Em Portugal, a cor da pele – ou a raça ou etnia, termos que, em si mesmo, devem ser usados sempre com a máxima prudência, porque o wokismo está ao virar da esquina para tachar epítetos – é considerada um dado nominativo e, por esse motivo, quase nunca é recolhido para efeitos de estudos sociológicos, económicos, sociais ou sanitários.
Ora, mas como grande parte de toda a informação relevante para a elaboração de diagnósticos e de avaliação de políticas económicas, sociais e de saúde pública somente fazem sentido se a componente étnica e racial constituir uma variável com informação fiável, ficamos sempre às cegas.
Por exemplo, não conseguimos em Portugal comparar, com uma base minimamente rigorosa, qual o rendimento médio da população negra em comparação com a população de origem caucasiana; não conseguimos comparar o grau de qualificação da população de etnia cigana; e não conseguimos sequer saber qual a esperança média de vida e o impacte de determinadas doenças – por exemplo, a letalidade da covid-19, hélas – nas diferentes etnias que vivem no nosso país.
Não se sabe porque, ai Jesus!, seria uma promoção do racismo recolher essa informação sensível. E assim protegida a intimidade dos negros, assim ignoramos as carências da população negra. Assim protegida a intimidade da população cigana, assim a ignoramos e a estigmatizamos, com mitos e preconceitos.
O racismo é, na verdade, o reflexo da ignorância, de um medo tantas vezes infundado ao desconhecido. O racismo alimenta-se do desconhecimento, da congeminação de preconceitos, da alimentação de estigmas, de mitos, do boato.
Esta reflexão sobre a forma como em Portugal se colocam sempre mil obstáculos em incluir a variável étnica em estudos – e de isso ser, para mim, um acto de perpetuação do racismo e da discriminação –, surge a propósito de dados divulgados na sexta-feira passada no The New York Times sobre o impacte da pandemia – covid-19 e outras doenças – naquele Estado norte-americano.
Ora, como se sabe, o sistema de saúde norte-americano não é universal, estando muito dependente do tipo de seguro individual e, obviamente, dos rendimentos. E existem enormes diferenças em função das etnias, que não está associada a questões genéticas.
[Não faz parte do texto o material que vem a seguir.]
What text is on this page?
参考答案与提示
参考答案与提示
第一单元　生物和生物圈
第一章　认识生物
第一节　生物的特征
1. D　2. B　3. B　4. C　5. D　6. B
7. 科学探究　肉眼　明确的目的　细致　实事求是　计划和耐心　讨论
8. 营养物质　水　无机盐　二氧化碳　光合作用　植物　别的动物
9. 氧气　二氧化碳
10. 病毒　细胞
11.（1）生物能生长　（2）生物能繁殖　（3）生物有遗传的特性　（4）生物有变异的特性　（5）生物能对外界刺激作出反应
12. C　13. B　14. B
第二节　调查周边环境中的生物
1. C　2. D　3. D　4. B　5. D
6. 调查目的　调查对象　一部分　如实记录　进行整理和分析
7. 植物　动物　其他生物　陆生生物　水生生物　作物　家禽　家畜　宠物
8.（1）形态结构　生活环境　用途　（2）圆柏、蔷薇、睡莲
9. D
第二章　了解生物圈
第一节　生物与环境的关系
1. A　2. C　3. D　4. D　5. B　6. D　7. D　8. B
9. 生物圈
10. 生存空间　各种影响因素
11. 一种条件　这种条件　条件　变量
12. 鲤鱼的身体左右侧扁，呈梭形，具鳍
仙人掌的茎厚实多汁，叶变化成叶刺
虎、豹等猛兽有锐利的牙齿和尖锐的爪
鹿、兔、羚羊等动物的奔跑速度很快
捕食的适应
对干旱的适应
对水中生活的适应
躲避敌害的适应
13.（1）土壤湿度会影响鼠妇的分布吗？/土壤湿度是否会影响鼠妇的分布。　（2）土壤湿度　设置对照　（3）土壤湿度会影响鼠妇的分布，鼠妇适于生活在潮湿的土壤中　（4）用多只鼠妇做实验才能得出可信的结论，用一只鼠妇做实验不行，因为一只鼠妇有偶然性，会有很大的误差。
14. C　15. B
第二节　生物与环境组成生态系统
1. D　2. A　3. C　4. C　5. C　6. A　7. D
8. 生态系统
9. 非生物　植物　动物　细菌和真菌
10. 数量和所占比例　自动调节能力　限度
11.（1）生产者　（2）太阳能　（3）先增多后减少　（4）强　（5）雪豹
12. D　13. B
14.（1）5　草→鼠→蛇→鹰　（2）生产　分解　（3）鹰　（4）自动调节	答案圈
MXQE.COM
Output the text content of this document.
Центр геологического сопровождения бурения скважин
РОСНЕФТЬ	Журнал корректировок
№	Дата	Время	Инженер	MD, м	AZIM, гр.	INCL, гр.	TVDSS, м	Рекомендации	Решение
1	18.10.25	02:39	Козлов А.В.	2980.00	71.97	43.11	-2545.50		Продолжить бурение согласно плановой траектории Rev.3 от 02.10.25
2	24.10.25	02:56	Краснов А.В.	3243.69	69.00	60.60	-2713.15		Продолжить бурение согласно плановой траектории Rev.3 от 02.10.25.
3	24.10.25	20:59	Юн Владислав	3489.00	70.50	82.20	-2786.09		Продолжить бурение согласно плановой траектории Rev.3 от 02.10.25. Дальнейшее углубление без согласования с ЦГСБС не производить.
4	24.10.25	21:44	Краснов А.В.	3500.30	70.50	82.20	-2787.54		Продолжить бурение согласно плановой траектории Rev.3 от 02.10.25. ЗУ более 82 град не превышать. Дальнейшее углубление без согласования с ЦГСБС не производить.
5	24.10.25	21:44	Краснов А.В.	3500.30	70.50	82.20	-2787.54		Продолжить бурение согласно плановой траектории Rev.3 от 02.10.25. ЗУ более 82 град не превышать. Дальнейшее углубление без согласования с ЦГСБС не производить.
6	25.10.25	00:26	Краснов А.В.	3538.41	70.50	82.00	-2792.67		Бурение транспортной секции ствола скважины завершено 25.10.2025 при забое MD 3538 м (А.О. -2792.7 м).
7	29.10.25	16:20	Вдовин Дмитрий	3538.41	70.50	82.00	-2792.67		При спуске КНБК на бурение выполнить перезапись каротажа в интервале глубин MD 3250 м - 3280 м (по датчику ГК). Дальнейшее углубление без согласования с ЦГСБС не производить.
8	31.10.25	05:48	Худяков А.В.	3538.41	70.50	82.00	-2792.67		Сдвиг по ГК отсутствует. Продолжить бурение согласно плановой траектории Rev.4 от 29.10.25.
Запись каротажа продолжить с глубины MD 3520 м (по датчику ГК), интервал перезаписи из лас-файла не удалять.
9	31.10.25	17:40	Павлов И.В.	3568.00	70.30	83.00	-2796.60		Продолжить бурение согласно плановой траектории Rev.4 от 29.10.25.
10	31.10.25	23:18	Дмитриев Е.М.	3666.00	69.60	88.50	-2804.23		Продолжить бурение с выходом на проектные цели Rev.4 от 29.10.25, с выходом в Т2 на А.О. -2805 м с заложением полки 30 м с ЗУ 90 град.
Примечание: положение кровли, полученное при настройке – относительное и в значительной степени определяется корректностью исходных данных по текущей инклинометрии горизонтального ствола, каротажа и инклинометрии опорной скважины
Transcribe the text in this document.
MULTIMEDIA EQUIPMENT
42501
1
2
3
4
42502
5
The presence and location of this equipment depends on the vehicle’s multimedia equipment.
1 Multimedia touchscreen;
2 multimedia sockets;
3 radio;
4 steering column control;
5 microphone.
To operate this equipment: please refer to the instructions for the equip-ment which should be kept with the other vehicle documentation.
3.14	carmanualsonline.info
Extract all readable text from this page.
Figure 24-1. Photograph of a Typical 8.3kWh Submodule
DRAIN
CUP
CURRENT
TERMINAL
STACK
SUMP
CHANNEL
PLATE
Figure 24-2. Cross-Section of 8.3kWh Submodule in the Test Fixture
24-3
No Estado de Nova Iorque, mesmo antes da pandemia, a esperança média de vida da população negra não chegava sequer aos 79 anos, sendo três anos inferior à da população branca e hispânica.
Em 2020, com o impacte da covid-19 e de toda a desestabilização dos serviços de saúde nos Estados Unidos, sendo certo que a queda da esperança média de vida foi substancial e generalizada em todas as etnias – muito pela elevada mortalidade na população idosa –, a população negra e hispânica foram as mais afectadas comparando com a (mais rica) população branca.
Enquanto a “perda” no primeiro ano na população hispânica – que pela alimentação mais saudável era até superior à população branca em 2019 – e na população negra foi de seis anos (passando de cerca de 83 anos para 77,3; e de um pouco menos de 79 para 73 anos –, a “queda” na população branca foi de três anos, passando para 80,1 anos.
Este indicador demonstra não apenas um impacte das políticas económicas, sociais e de saúde antes como durante a pandemia, mostrando que o impacte das doenças não atinge todos por igual.
E em Portugal, o que sucedeu?
Não se sabe, porque não se pode saber. Saber seria ser-se racista.
Mas conhecerem-se esses dados permitiria que os políticos não tivessem a desculpa da ignorância para não actuarem, para não corrigirem essas desigualdades absurdas. E não corrigirem as desigualdades, supostamente evidentes mas não quantificáveis, logo não “avaliáveis” (em termos de diagnóstico e de avaliação de medidas), isso sim, é que é um acto de perpétuo racismo.
Por isso, quando se defende em Portugal que a recolha de dados étnicos se mostrará sempre uma atitude intolerável, discriminatória e mesmo racista, eu acho exactamente o contrário: racismo é a manutenção desta ignorância sobre dados fundamentais para se definirem políticas sociais que combatam as desigualdades, a discriminação e o “negócio da lamúria”.
Para deixar de se ser racista, convém conhecermos como vive cada uma das nossas etnias. Somente assim se eliminam os preconceitos e se ganha empatia e se promove a equidade, e por fim a igualdade de oportunidades.